SINGAPORE - From Dec 2, members of the public will be able to register their phone numbers with a national database, which will allow them to opt out of receiving unsolicited pitches from telemarketers.
This comes a full month before the Do-Not-Call (DNC) registry takes effect when it is launched on Jan 2 next year.
From Jan 2, businesses will have to check with the registry before doing any telemarketing using voice calls, SMSes or faxes. This will also apply to freelancers as well as real-estate and insurance agents.
The registry will be administered by the newly formed Personal Data Protection Commission, which announced the registration date and details at a media briefing yesterday.
However, businesses can still contact individuals who have given them their clear and unambiguous consent to do so, such as by checking off such clauses on lucky-draw forms.
This will take precedence over their DNC-registry listing.
Individuals will be able to put their Singapore phone numbers into the DNC registry via three methods - a website, SMS and phone call (see sidebar). Registration is free and will not expire.
They can also choose whether to refuse phone calls, or SMSes, or faxes, or a combination of these options.
The registry will also cover instant messaging services like WhatsApp and Viber.
Still, individuals who register with the DNC registry can expect unwanted sales pitches to cease completely only after 30 days.

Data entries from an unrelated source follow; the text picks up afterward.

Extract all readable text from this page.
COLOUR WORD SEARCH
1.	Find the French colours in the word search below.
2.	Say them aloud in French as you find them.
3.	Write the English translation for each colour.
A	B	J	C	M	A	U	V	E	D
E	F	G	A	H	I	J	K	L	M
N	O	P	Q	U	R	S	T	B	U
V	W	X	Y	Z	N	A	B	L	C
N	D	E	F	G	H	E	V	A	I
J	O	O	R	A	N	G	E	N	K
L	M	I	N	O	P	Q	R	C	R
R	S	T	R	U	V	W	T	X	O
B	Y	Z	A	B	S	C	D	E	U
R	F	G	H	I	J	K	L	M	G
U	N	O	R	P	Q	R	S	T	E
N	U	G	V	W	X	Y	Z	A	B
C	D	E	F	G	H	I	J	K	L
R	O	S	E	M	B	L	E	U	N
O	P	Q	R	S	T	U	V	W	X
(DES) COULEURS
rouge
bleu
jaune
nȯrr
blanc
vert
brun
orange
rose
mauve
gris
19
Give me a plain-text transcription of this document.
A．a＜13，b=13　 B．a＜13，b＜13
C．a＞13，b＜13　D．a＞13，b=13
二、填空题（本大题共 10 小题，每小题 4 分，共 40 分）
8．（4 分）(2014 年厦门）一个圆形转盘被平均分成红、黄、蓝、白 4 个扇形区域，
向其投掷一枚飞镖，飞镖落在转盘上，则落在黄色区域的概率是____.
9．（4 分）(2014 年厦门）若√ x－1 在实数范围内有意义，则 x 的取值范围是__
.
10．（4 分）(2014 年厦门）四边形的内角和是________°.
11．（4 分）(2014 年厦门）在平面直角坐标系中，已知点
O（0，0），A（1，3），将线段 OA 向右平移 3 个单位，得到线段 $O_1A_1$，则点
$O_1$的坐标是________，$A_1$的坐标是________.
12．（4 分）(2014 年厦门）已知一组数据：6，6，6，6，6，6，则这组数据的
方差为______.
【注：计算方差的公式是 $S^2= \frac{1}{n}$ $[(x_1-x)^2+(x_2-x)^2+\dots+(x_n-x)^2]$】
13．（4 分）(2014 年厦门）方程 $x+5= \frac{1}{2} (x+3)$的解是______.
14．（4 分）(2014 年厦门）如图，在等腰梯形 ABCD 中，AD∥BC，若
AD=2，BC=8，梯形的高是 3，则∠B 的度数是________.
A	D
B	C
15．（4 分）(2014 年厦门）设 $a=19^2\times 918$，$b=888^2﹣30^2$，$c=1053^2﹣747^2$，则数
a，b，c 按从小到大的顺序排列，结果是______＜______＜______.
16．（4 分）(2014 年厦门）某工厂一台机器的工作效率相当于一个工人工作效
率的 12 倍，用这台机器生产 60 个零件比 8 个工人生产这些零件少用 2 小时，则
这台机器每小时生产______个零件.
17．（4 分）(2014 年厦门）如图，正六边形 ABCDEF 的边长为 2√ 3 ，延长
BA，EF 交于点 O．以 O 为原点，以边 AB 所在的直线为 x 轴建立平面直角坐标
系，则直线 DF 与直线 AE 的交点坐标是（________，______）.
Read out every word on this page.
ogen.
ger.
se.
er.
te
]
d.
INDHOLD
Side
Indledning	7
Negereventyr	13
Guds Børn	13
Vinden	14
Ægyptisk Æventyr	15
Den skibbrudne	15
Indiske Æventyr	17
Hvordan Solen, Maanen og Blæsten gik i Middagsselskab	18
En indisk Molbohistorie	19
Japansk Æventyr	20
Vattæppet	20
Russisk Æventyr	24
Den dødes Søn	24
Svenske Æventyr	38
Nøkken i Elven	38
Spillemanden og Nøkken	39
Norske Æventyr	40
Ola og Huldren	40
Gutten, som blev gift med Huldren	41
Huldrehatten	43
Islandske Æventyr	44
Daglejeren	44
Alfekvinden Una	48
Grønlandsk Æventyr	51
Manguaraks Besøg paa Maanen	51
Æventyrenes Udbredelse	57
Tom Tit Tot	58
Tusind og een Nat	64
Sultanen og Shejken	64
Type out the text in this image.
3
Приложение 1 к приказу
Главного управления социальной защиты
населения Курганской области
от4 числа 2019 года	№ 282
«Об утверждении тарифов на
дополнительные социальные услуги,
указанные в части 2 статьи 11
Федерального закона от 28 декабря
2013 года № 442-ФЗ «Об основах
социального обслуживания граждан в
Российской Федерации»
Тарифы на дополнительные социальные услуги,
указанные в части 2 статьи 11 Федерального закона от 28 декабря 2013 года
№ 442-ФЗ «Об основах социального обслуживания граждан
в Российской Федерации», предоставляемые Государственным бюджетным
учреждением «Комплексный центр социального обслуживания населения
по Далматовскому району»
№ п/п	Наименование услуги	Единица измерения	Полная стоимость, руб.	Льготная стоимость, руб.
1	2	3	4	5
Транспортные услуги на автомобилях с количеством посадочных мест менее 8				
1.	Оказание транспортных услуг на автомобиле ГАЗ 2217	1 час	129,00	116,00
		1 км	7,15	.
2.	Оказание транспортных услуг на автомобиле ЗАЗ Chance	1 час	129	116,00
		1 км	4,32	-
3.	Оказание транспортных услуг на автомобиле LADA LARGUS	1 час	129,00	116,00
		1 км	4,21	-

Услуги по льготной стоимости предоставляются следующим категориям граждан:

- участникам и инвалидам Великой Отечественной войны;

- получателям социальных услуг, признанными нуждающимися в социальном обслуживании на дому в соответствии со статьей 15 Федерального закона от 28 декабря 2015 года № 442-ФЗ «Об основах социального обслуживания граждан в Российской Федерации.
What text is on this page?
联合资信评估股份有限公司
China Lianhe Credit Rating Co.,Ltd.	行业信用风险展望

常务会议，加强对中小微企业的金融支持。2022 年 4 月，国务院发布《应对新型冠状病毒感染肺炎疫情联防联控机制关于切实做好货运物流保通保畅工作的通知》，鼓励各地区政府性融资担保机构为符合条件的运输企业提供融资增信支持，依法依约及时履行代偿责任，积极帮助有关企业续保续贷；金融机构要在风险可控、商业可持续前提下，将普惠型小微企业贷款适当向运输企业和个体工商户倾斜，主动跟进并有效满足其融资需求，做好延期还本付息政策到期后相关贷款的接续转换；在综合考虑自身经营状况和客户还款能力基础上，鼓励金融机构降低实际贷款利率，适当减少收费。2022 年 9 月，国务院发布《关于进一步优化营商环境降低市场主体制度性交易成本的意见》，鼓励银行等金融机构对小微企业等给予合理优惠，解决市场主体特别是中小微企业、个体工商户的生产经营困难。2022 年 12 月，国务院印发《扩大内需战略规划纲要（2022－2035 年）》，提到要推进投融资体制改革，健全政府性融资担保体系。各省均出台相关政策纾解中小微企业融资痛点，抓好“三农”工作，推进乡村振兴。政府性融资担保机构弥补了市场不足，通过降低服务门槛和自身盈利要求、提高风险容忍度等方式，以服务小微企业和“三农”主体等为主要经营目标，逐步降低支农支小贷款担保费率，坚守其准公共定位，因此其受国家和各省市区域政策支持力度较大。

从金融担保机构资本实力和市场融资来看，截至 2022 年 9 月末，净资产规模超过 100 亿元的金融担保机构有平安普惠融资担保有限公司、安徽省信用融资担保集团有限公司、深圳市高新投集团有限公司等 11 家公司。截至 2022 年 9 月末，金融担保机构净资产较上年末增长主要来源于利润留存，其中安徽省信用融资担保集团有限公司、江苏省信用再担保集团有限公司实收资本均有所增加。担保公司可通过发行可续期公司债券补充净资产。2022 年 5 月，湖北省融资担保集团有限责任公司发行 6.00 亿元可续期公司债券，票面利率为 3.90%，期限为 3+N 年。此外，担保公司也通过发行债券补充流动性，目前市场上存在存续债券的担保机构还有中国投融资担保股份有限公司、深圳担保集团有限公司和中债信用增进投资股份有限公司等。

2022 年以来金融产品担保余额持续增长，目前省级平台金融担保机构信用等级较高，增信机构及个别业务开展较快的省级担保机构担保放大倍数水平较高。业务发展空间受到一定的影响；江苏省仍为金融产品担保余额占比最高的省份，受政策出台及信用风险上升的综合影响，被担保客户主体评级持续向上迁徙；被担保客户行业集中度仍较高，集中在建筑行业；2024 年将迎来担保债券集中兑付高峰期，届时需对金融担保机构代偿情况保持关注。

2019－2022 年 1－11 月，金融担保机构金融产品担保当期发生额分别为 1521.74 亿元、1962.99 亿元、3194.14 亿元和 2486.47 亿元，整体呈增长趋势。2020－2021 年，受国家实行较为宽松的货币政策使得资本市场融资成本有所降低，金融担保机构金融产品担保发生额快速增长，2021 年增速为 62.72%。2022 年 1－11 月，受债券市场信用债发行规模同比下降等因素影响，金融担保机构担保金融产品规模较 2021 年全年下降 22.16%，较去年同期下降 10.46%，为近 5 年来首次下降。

This is because phone numbers or lists submitted by companies for checking with the registry will be valid for 30 days.
New phone numbers added to the registry may not be reflected until the next time a company updates its lists.
To help businesses adjust, the validity period of vetted phone numbers or lists during the initial six months of the DNC registry's launch will be 60 days.
Businesses will also be able to set up an account with the DNC registry from Dec 2.
They will be able to submit the phone numbers of their potential customers for checking against the database from Jan 2.
The DNC registry is established under the Personal Data Protection Act. Organisations which flout DNC provisions can be fined up to $10,000 for each offence.